Однако следующий плакат — огромный, растянутый вдоль фасада кинотеатра, — затмевал собой все остальные: под надписью «Евреи догрызают Францию» картинно-злобный иудей впивался в зубами в нечто соломенно-золотое, что можно было принять, в меру испорченности, за земной шар или же за аппетитное женское бедро. Как оказалось, то была афиша нового французского фильма. Привыкший по своей жизни в Рейхе не обращать внимание на вещи подобного рода, здесь я всё-таки поперхнулся и мне сделалось грустно за свою прабабушку, когда-то переводившую стихи Вийона на идиш. Чем бы ни закончилась теперь эта война, её переводы уже точно никому не пригодятся.

По мосту Менял я дошёл до улицы Риволи и решил прогуляться по ней в направлении площади Согласия. Возле Лувра свернул в садик Пале-Рояль, чтобы отдохнуть на скамейке в окружении по-прежнему роскошных клумб, и из случайно подслушанного там разговора узнал, что утром двадцатого августа немцы, устроив облаву в 11-м округе Парижа, арестовали и вывезли в Дранси несколько тысяч еврейских семей. Сразу стало понятным, что убийство в следующую же ночь германского военнослужащего явилось местью за эту депортацию. Выходило, что насилие над евреями обернулось насилием над французами, которых в отместку хватали и, вполне возможно, понемногу продолжают хватать как заложников на улицах и в подземке без какого-либо объяснения причин. Причём непосредственно арестами евреев и французов — об этом я также узнал из подслушанного в Пале-Рояль чужого разговора — занимаются не немцы, а местные полицейские, которые сами проверяют документы, допрашивают и затем принимают решение, кого отпустить, а кого передать в германскую комендатуру. Отпустить всех задержанных они, разумеется, не могут, поскольку немцы доводят до них чёткий «план», — стало быть, этим парижским мужикам, облачённым в полицейские мундиры и форменные кепи, приходится каждый раз лично решать, кого оставить наслаждаться свободой, а кого — отправить в ад. Страшный выбор, нечего сказать! Наверное по этой причине на фоне достаточно безмятежных лиц обывателей физиономии полицейских сразу же показались мне необычно суровыми и немного обескураженными. Все они понимают, что если германская оккупация когда-нибудь прекратится, то их головы первыми лягут под гильотину. И по схожей причине они не могут и бросить к чёрту свой пост и куда-нибудь сбежать.

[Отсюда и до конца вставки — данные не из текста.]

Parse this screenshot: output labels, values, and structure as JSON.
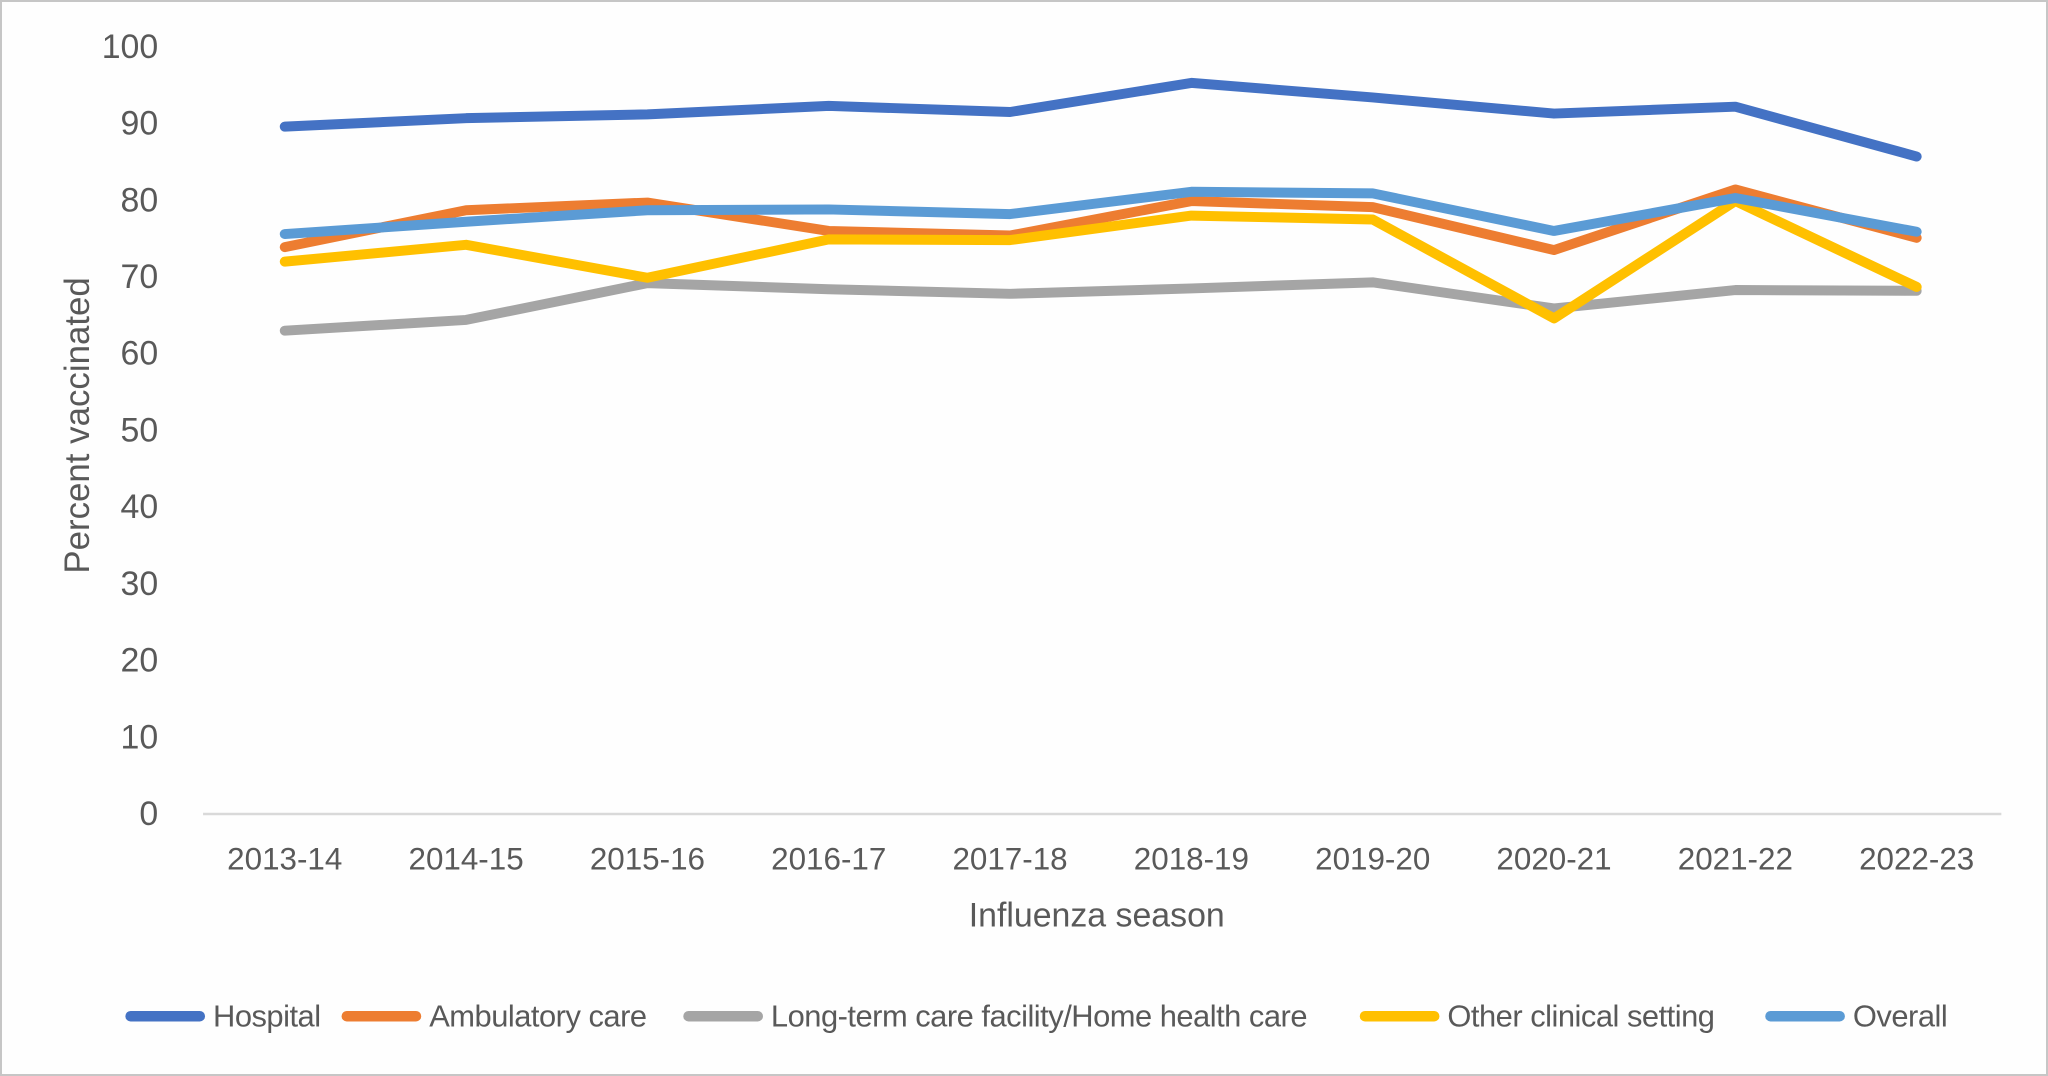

В то же время удивительная и в некотором смысле даже демонстративная беспечность и весёлость остальных парижан подводили к мысли о том, что спокойное отношение к исчезновению средь бела дня большого числа людей — скорее не странность, а следствие глубинного свойства человеческой природы, стремящейся, по мере возможного, не принимать всерьёз опасности, пока что не ставшие явью. Ведь и в мирное время людей убивают, люди тонут, попадают под колёса авто — однако пока каждого из нас подобное не коснётся близко, мы готовы бесконечно наслаждаться и радоваться каждому солнечному дню. Ну а мне, отпетому цинику, а теперь вдобавок ещё и убивцу, — тем более не о чем горевать!

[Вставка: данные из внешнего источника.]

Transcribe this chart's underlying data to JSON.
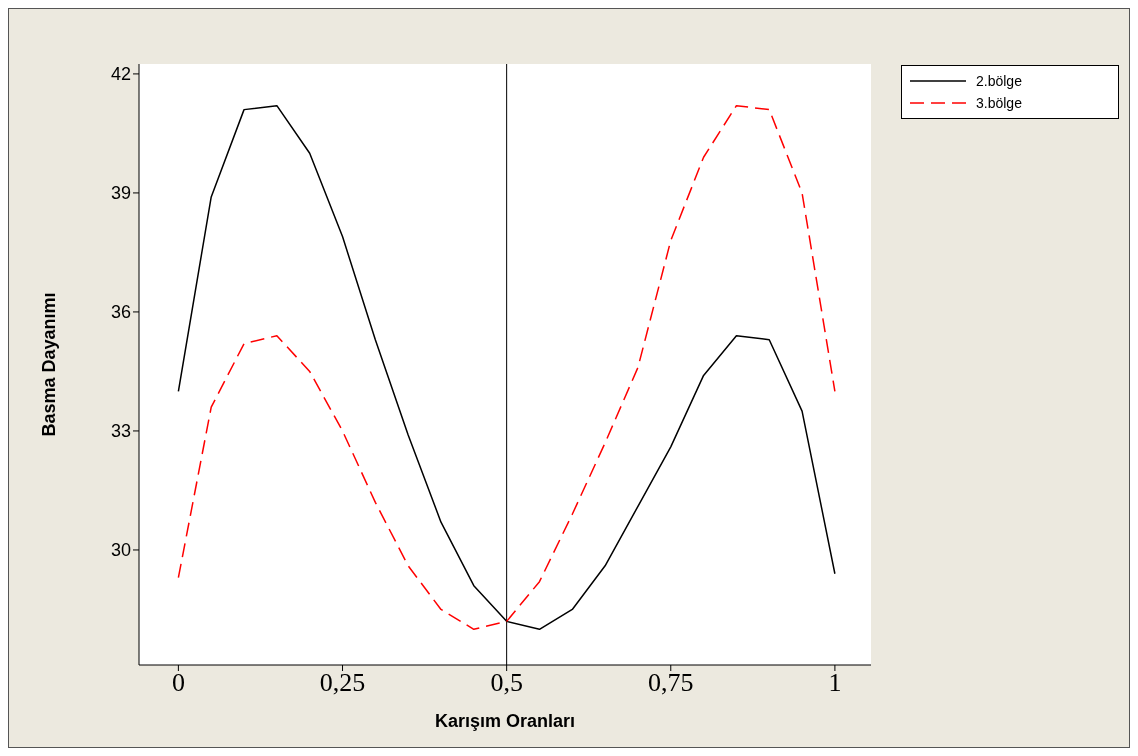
{
  "chart_data": {
    "type": "line",
    "xlabel": "Karışım Oranları",
    "ylabel": "Basma Dayanımı",
    "x": [
      0,
      0.05,
      0.1,
      0.15,
      0.2,
      0.25,
      0.3,
      0.35,
      0.4,
      0.45,
      0.5,
      0.55,
      0.6,
      0.65,
      0.7,
      0.75,
      0.8,
      0.85,
      0.9,
      0.95,
      1
    ],
    "series": [
      {
        "name": "2.bölge",
        "color": "#000000",
        "line_style": "solid",
        "values": [
          34.0,
          38.9,
          41.1,
          41.2,
          40.0,
          37.9,
          35.3,
          32.9,
          30.7,
          29.1,
          28.2,
          28.0,
          28.5,
          29.6,
          31.1,
          32.6,
          34.4,
          35.4,
          35.3,
          33.5,
          29.4
        ]
      },
      {
        "name": "3.bölge",
        "color": "#ff0000",
        "line_style": "dashed",
        "values": [
          29.3,
          33.6,
          35.2,
          35.4,
          34.5,
          33.0,
          31.2,
          29.6,
          28.5,
          28.0,
          28.2,
          29.2,
          30.9,
          32.7,
          34.6,
          37.8,
          39.9,
          41.2,
          41.1,
          39.0,
          34.0
        ]
      }
    ],
    "xlim": [
      -0.06,
      1.055
    ],
    "ylim": [
      27.1,
      42.25
    ],
    "xticks": [
      0,
      {
        "value": 0.25,
        "label": "0,25"
      },
      {
        "value": 0.5,
        "label": "0,5"
      },
      {
        "value": 0.75,
        "label": "0,75"
      },
      1
    ],
    "yticks": [
      30,
      33,
      36,
      39,
      42
    ],
    "ref_lines": [
      {
        "axis": "x",
        "value": 0.5,
        "color": "#000000"
      }
    ],
    "grid": false,
    "legend": "top right",
    "marker": "none"
  }
}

Около пяти часов вечера я вспомнил о необходимости определиться с ночлегом — либо устраиваться в отель, где может не оказаться мест из-за огромного постоя германских офицеров, либо возвращаться в русский пансион в Сент-Женевьев. Оба варианта меня не устраивали и я вполне мог оказаться в незавидном положении бездомного, если не бы не вспомнил о знакомом отставном полковнике люфтваффе, который с прошлого года работал здесь в руководстве отделения «Организации Тодта»[23]. Во время прогулки я заметил вывеску «Организации» в перспективе проспекта Опера и теперь поспешил туда вернуться. Разыскав нужную дверь, я представился и назвал имя своего полковника, с которым желал бы встретиться или переговорить по телефону. Высокий статус моего знакомого в сочетании с моей русской фамилией и так и не изжитым за годы эмиграции московским акцентом повергли француженку-секретаршу в настоящий политический шок. Было заметно, что она совершенно растерялась, не зная как со мной себя вести, и в конце концов не нашла ничего лучшего, как предложить мне стул и угоститься стаканом холодного лимонада.